Даже если человечеству суждено погибнуть или погрузиться в боль и хаос, сейдконе нельзя было вмешиваться. Ауд понимала свое положение. Ей не полагалось влиять на судьбу мира, но удержаться она не могла. Хотя она изрядно ослабела (не то что в молодости), Ауд всю свою жизнь противостояла Хаосу, который пытался возобладать над строгим порядком Вселенной. Смерть не страшила ее. Сейдкона лишь боялась, что та заберет ее раньше срока. А ей надо завершить начатое.
Она оторвана от родины и своего народа. И она нарушила правила.
Два дня назад сейдкона окончательно и бесповоротно переступила черту. Ауд вплела нити собственной судьбы туда, где узор начинал путаться.
Роженица запрокинула голову, ее глаза расширились, как у перепуганного животного. Сейдкона торопливо обхватила негнущимися пальцами прялку. Женщина завыла, забилась и выгнулась дугой, покорная магии Ауд.
Прядильщица подхватила выскользнувшего младенца. Девочка. Мертвая. Губы и веки у нее оказались темно-голубые. Ни искры жизни, ни сердцебиения.
Она была мертва уже часа три, никак не меньше.
В дверь забарабанили. Послышались грубые голоса и конское ржание. Сейдкона крепче сжала в руке прялку. Пальцы быстро заработали. Она спасет ребенка. В полотне мироздания свое место есть у каждого. Девочка получит бесценный подарок — долгую жизнь, полную будничных чудес.
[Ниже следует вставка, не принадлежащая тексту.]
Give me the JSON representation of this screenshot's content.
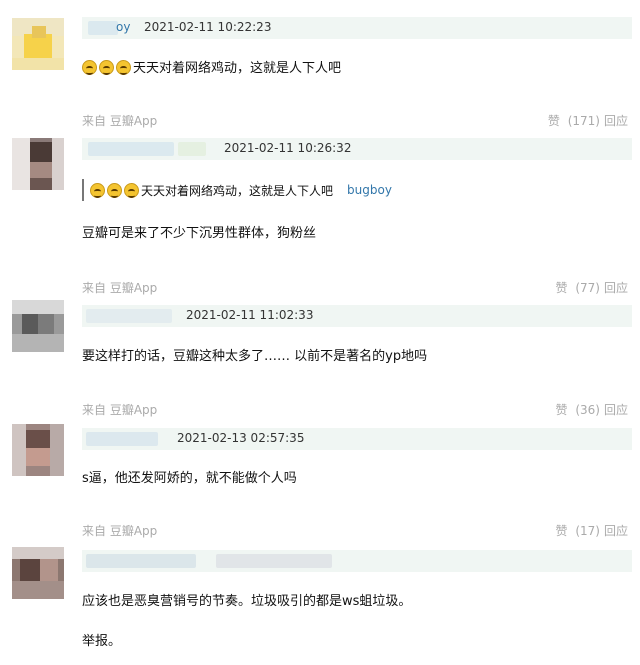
{
  "comments": [
    {
      "username_tail": "oy",
      "time": "2021-02-11 10:22:23",
      "content": "天天对着网络鸡动，这就是人下人吧",
      "emoji_count": 3,
      "source": "来自 豆瓣App",
      "like_label": "赞",
      "like_count": "(171)",
      "reply_label": "回应"
    },
    {
      "time": "2021-02-11 10:26:32",
      "quote_text": "天天对着网络鸡动，这就是人下人吧",
      "quote_author": "bugboy",
      "content": "豆瓣可是来了不少下沉男性群体，狗粉丝",
      "source": "来自 豆瓣App",
      "like_label": "赞",
      "like_count": "(77)",
      "reply_label": "回应"
    },
    {
      "time": "2021-02-11 11:02:33",
      "content": "要这样打的话，豆瓣这种太多了…… 以前不是著名的yp地吗",
      "source": "来自 豆瓣App",
      "like_label": "赞",
      "like_count": "(36)",
      "reply_label": "回应"
    },
    {
      "time": "2021-02-13 02:57:35",
      "content": "s逼，他还发阿娇的，就不能做个人吗",
      "source": "来自 豆瓣App",
      "like_label": "赞",
      "like_count": "(17)",
      "reply_label": "回应"
    },
    {
      "content": "应该也是恶臭营销号的节奏。垃圾吸引的都是ws蛆垃圾。",
      "report": "举报。"
    }
  ]
}
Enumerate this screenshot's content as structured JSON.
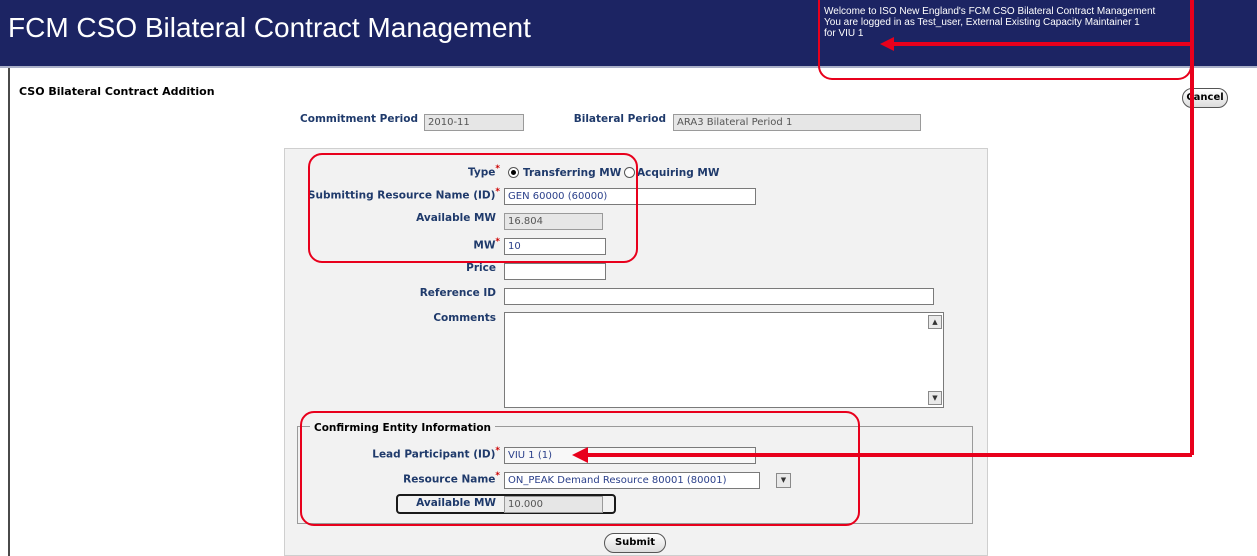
{
  "header": {
    "title": "FCM CSO Bilateral Contract Management",
    "welcome": {
      "line1": "Welcome to ISO New England's FCM CSO Bilateral Contract Management",
      "line2": "You are logged in as Test_user, External Existing Capacity Maintainer 1",
      "line3": "for VIU 1"
    }
  },
  "page": {
    "title": "CSO Bilateral Contract Addition",
    "cancel_label": "Cancel"
  },
  "period": {
    "commitment_label": "Commitment Period",
    "commitment_value": "2010-11",
    "bilateral_label": "Bilateral Period",
    "bilateral_value": "ARA3 Bilateral Period 1"
  },
  "form": {
    "type_label": "Type",
    "type_options": [
      "Transferring MW",
      "Acquiring MW"
    ],
    "type_selected": "Transferring MW",
    "resource_label": "Submitting Resource Name (ID)",
    "resource_value": "GEN 60000 (60000)",
    "available_label": "Available MW",
    "available_value": "16.804",
    "mw_label": "MW",
    "mw_value": "10",
    "price_label": "Price",
    "price_value": "",
    "reference_label": "Reference ID",
    "reference_value": "",
    "comments_label": "Comments",
    "comments_value": "",
    "required_mark": "*"
  },
  "confirming": {
    "legend": "Confirming Entity Information",
    "lead_label": "Lead Participant (ID)",
    "lead_value": "VIU 1 (1)",
    "resource_label": "Resource Name",
    "resource_value": "ON_PEAK Demand Resource 80001 (80001)",
    "available_label": "Available MW",
    "available_value": "10.000"
  },
  "submit_label": "Submit",
  "colors": {
    "header_bg": "#1c2463",
    "label_text": "#1f3a6b",
    "annotation_red": "#e8001c"
  }
}
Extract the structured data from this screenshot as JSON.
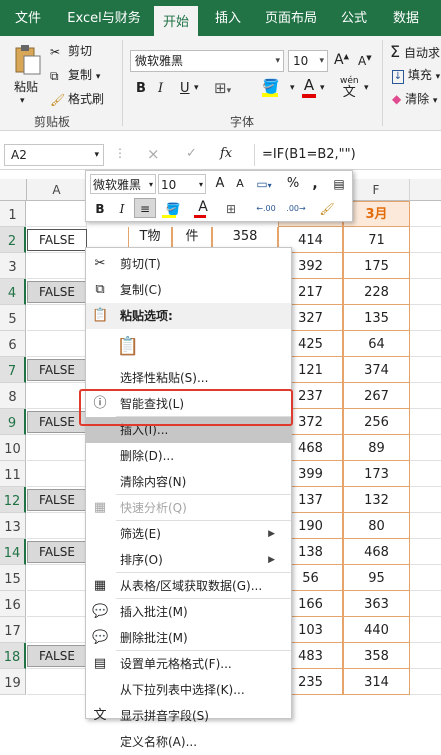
{
  "tabs": [
    "文件",
    "Excel与财务",
    "开始",
    "插入",
    "页面布局",
    "公式",
    "数据"
  ],
  "active_tab": "开始",
  "ribbon": {
    "paste_label": "粘贴",
    "cut_label": "剪切",
    "copy_label": "复制",
    "format_painter_label": "格式刷",
    "clipboard_group": "剪贴板",
    "font_name": "微软雅黑",
    "font_size": "10",
    "font_group": "字体",
    "autosum_label": "自动求",
    "fill_label": "填充",
    "clear_label": "清除",
    "bold": "B",
    "italic": "I",
    "underline": "U",
    "phonetic": "wén",
    "grow_font": "A",
    "shrink_font": "A"
  },
  "formula_bar": {
    "name_box": "A2",
    "cancel": "×",
    "enter": "✓",
    "fx": "fx",
    "formula": "=IF(B1=B2,\"\")"
  },
  "columns": [
    "A",
    "F"
  ],
  "rows": [
    "1",
    "2",
    "3",
    "4",
    "5",
    "6",
    "7",
    "8",
    "9",
    "10",
    "11",
    "12",
    "13",
    "14",
    "15",
    "16",
    "17",
    "18",
    "19"
  ],
  "col_a_values": {
    "2": "FALSE",
    "4": "FALSE",
    "7": "FALSE",
    "9": "FALSE",
    "12": "FALSE",
    "14": "FALSE",
    "18": "FALSE"
  },
  "header_f": "3月",
  "col_e": [
    "414",
    "392",
    "217",
    "327",
    "425",
    "121",
    "237",
    "372",
    "468",
    "399",
    "137",
    "190",
    "138",
    "56",
    "166",
    "103",
    "483",
    "235"
  ],
  "col_f": [
    "71",
    "175",
    "228",
    "135",
    "64",
    "374",
    "267",
    "256",
    "89",
    "173",
    "132",
    "80",
    "468",
    "95",
    "363",
    "440",
    "358",
    "314"
  ],
  "partial_cells": {
    "b2": "T物",
    "c2": "件",
    "d2": "358"
  },
  "mini_toolbar": {
    "font_name": "微软雅黑",
    "font_size": "10",
    "grow": "A",
    "shrink": "A",
    "percent": "%",
    "comma": ",",
    "bold": "B",
    "italic": "I",
    "dec_inc": ".00",
    "dec_dec": ".00"
  },
  "menu": [
    {
      "label": "剪切(T)",
      "icon": "scissors-icon",
      "glyph": "✂",
      "state": "normal"
    },
    {
      "label": "复制(C)",
      "icon": "copy-icon",
      "glyph": "⧉",
      "state": "normal"
    },
    {
      "label": "粘贴选项:",
      "icon": "clipboard-icon",
      "glyph": "📋",
      "state": "header"
    },
    {
      "label": "",
      "icon": "paste-option-icon",
      "glyph": "📋",
      "state": "paste-option"
    },
    {
      "label": "选择性粘贴(S)...",
      "icon": "",
      "glyph": "",
      "state": "normal"
    },
    {
      "label": "智能查找(L)",
      "icon": "info-icon",
      "glyph": "ⓘ",
      "state": "normal"
    },
    {
      "label": "插入(I)...",
      "icon": "",
      "glyph": "",
      "state": "highlighted"
    },
    {
      "label": "删除(D)...",
      "icon": "",
      "glyph": "",
      "state": "normal"
    },
    {
      "label": "清除内容(N)",
      "icon": "",
      "glyph": "",
      "state": "normal"
    },
    {
      "label": "快速分析(Q)",
      "icon": "quick-analysis-icon",
      "glyph": "▦",
      "state": "disabled"
    },
    {
      "label": "筛选(E)",
      "icon": "",
      "glyph": "",
      "state": "submenu"
    },
    {
      "label": "排序(O)",
      "icon": "",
      "glyph": "",
      "state": "submenu"
    },
    {
      "label": "从表格/区域获取数据(G)...",
      "icon": "table-icon",
      "glyph": "▦",
      "state": "normal"
    },
    {
      "label": "插入批注(M)",
      "icon": "insert-comment-icon",
      "glyph": "💬",
      "state": "normal"
    },
    {
      "label": "删除批注(M)",
      "icon": "delete-comment-icon",
      "glyph": "💬",
      "state": "normal"
    },
    {
      "label": "设置单元格格式(F)...",
      "icon": "format-cells-icon",
      "glyph": "▤",
      "state": "normal"
    },
    {
      "label": "从下拉列表中选择(K)...",
      "icon": "",
      "glyph": "",
      "state": "normal"
    },
    {
      "label": "显示拼音字段(S)",
      "icon": "phonetic-icon",
      "glyph": "文",
      "state": "normal"
    },
    {
      "label": "定义名称(A)...",
      "icon": "",
      "glyph": "",
      "state": "normal"
    }
  ],
  "colors": {
    "accent": "#217346",
    "highlight_box": "#e03a2c",
    "cell_border": "#e4a46b",
    "header_f_color": "#e26b0a"
  }
}
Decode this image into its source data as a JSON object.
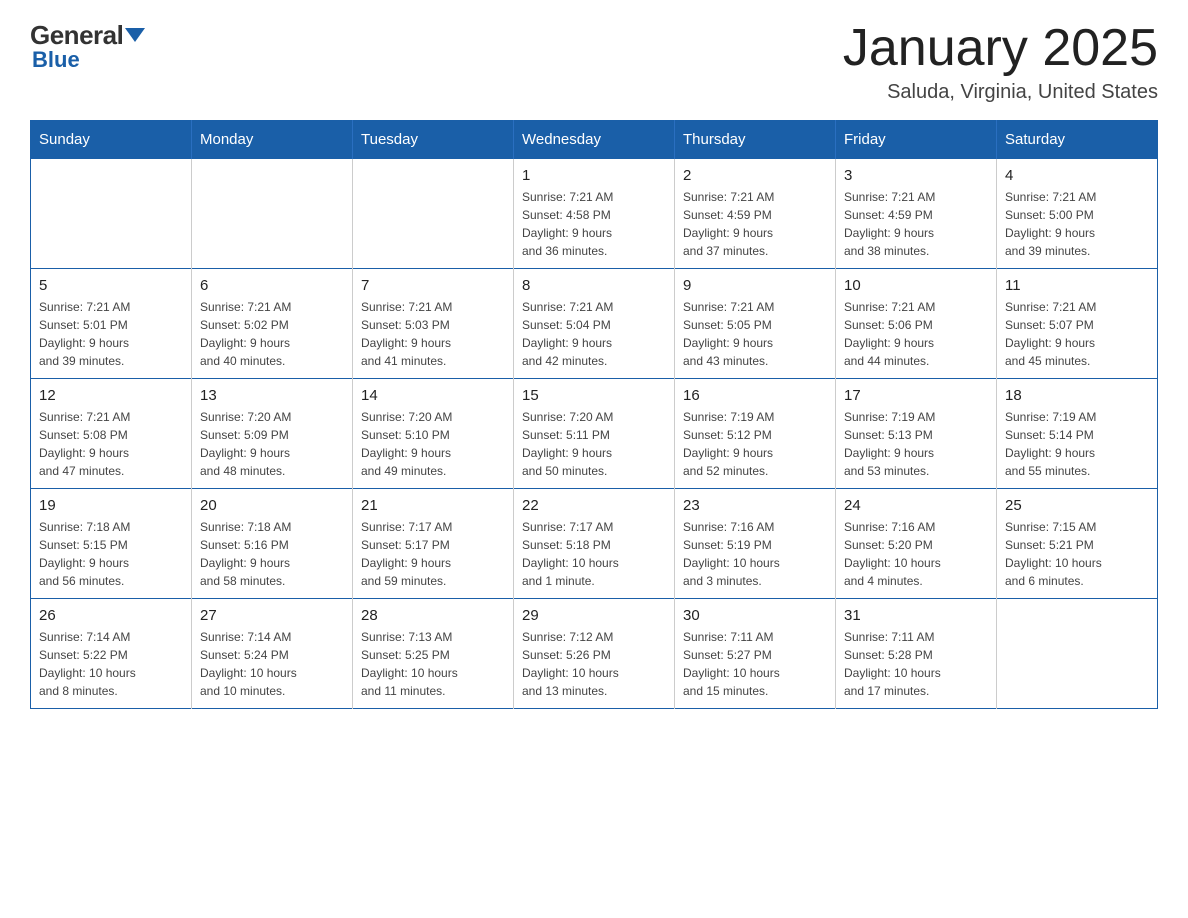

И это будет последнее дело Ауд в лесу.
Она прижалась губами к ротику малышки и произнесла только одно слово. Она вдохнула его в младенческие легкие в тот самый миг, когда дверь с грохотом распахнулась. В хижину ввалились солдаты. Новоиспеченная мать закричала. Сейдкона подняла глаза, но увидела лишь мужские силуэты на фоне распахнутой двери.
Ауд выволокли наружу и швырнули на седло, разорвав ее кожаный плащ и стащив с седой головы капюшон.
Из домишки донесся плач ребенка, поначалу слабый, потом более громкий и уверенный. Сейдкона улыбнулась. В этот миг что-то острое ударило ее по черепу, и мир вокруг померк.
Спустя пару часов она очнулась от яркого света. Она все так же валялась на седле, привязанная веревками. В нос бил запах кожи и солоноватый конский дух. Позади нее сидел римлянин.
Легионеры приехали за сейдконой по ее собственному велению, но ничего даже и не подозревали. Благодаря умелым манипуляциям с нитями судеб Ауд в скором времени предстояло очутиться в самом сердце тьмы. Она станет частью нового рисунка. Там ей суждено умереть. Она знала. Впрочем, иного выбора не было.
Из рассеченного лба текла кровь, пятная бледную кожу бедра. Рука всадника, державшая ее за талию, пошевелилась. Ауд, оскалив зубы, зарычала.
— Она приходит в себя, — произнес он. Язык лесных жителей давался ему с огромным трудом. — Я — Марк Агриппа. Ты едешь с нами в Рим.
6
Палящее солнце напекло императору макушку. Октавиана везла колесница, запряженная четырьмя белыми конями. Он облачился в расшитую золотом тогу, безупречными складками задрапированную поверх туники. На голове красовался лавровый венок.